Alzheimer’s is one of the most difficult disease to watch someone go through, and yet it is all too prevalent. It is the sixth leading cause of death in the United States, and the truth is that one in three seniors pass away with Alzheimer’s or another form of dementia.

Although many families find that the demands of a loved one suffering from Alzheimer’s is too difficult to handle without help, about 90% of seniors want to remain in their homes in their old age. That’s where in home care comes into the picture.

Many local in home care services specifically specialize in senior home care, and specifically, in home Alzheimer’s care. This extra help can be the deciding factor for many families to keep their loved ones in their own home instead of placing them in a facility. But that doesn’t mean adjustments shouldn’t be made at home for the benefit of the patient, the caregivers, and the family.

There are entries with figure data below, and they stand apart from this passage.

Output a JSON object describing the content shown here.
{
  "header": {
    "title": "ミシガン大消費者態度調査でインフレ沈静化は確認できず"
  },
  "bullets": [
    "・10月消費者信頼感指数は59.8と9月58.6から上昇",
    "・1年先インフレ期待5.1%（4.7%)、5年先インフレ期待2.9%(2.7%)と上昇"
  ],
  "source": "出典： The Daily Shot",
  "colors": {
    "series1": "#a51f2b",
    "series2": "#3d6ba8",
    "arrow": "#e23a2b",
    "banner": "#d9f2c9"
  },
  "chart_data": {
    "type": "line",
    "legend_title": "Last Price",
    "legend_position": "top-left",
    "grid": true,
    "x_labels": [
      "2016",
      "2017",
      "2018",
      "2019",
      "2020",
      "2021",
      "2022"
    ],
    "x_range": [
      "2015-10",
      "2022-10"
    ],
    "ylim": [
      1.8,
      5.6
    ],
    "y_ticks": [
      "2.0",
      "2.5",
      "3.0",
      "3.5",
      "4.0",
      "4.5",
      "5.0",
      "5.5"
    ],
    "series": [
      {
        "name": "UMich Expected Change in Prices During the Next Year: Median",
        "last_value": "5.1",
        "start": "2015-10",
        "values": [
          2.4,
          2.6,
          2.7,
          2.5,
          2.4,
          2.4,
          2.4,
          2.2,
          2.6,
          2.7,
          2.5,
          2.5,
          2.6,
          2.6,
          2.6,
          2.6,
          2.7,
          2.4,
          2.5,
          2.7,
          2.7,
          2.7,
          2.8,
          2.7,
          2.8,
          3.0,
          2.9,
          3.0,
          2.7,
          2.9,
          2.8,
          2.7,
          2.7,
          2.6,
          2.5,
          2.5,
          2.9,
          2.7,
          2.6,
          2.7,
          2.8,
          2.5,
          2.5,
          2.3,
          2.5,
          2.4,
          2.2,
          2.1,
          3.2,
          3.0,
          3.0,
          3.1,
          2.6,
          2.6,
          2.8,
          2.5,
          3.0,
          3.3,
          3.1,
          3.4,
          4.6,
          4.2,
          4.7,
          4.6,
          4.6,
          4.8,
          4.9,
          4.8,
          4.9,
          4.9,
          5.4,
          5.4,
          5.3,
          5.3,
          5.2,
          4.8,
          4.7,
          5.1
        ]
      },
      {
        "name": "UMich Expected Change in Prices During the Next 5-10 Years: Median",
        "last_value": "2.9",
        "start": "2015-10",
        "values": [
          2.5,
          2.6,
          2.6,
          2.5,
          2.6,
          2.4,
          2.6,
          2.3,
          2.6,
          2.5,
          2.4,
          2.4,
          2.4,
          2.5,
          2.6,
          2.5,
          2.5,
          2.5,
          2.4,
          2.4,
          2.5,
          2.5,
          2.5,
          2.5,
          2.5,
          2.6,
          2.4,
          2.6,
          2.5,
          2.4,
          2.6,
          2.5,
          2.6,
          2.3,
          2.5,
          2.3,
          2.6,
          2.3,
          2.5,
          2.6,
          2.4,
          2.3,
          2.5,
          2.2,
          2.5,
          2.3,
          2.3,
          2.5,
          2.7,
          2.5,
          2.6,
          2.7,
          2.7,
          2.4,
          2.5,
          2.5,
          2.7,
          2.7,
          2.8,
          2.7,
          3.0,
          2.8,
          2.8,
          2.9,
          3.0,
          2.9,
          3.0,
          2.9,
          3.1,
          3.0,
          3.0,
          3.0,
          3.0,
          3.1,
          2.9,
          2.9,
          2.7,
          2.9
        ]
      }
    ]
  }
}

In fact, even minor changes to the home environment can have a huge impact on the quality of life of Alzheimer’s patients. Take a look at this list of suggestions for making your home a positive environment for your loved ones with Alzheimer’s:

  • Limit Necessary Choices: A person might panic if choices become too much, so try laying out an outfit, or only offering a couple of choices of shirts and pants. The same goes for activities, food, and other decisions that have to be made.
  • Make a Safe Environment: It may seem silly, but it is important to take every safety precaution, including installing child locks on cabinets, covering electrical outlets, hiding away sharp objects, and tucking away clutter to prevent accidents and falls.
    Make all emergency numbers and contact information for Alzheimer’s care readily available, by printing out a list and posting it on the refrigerator.
  • Avoid Unnecessary Changes: This might seem contradictory in an article about how to change a home for someone with Alzheimer’s, but it’s really not. While you will have to make changes to the home environment, including the ones described above, you should keep everything else as similar as possible. For someone struggling with dementia, it’s easy to become confused. Even minor changes to their home, like moving furniture or throwing away decorations, could lead to anxiety and confusion.

By creating a warm, safe, and welcoming environment, you can help your loved one with Alzheimer’s retain some autonomy and get some rest, whether they live at home with you, in a senior home care facility, or with a caretaker in their own home. Alzheimer’s may be the sixth leading cause of death in the U.S., but that number does not need to rise because of unsafe home conditions.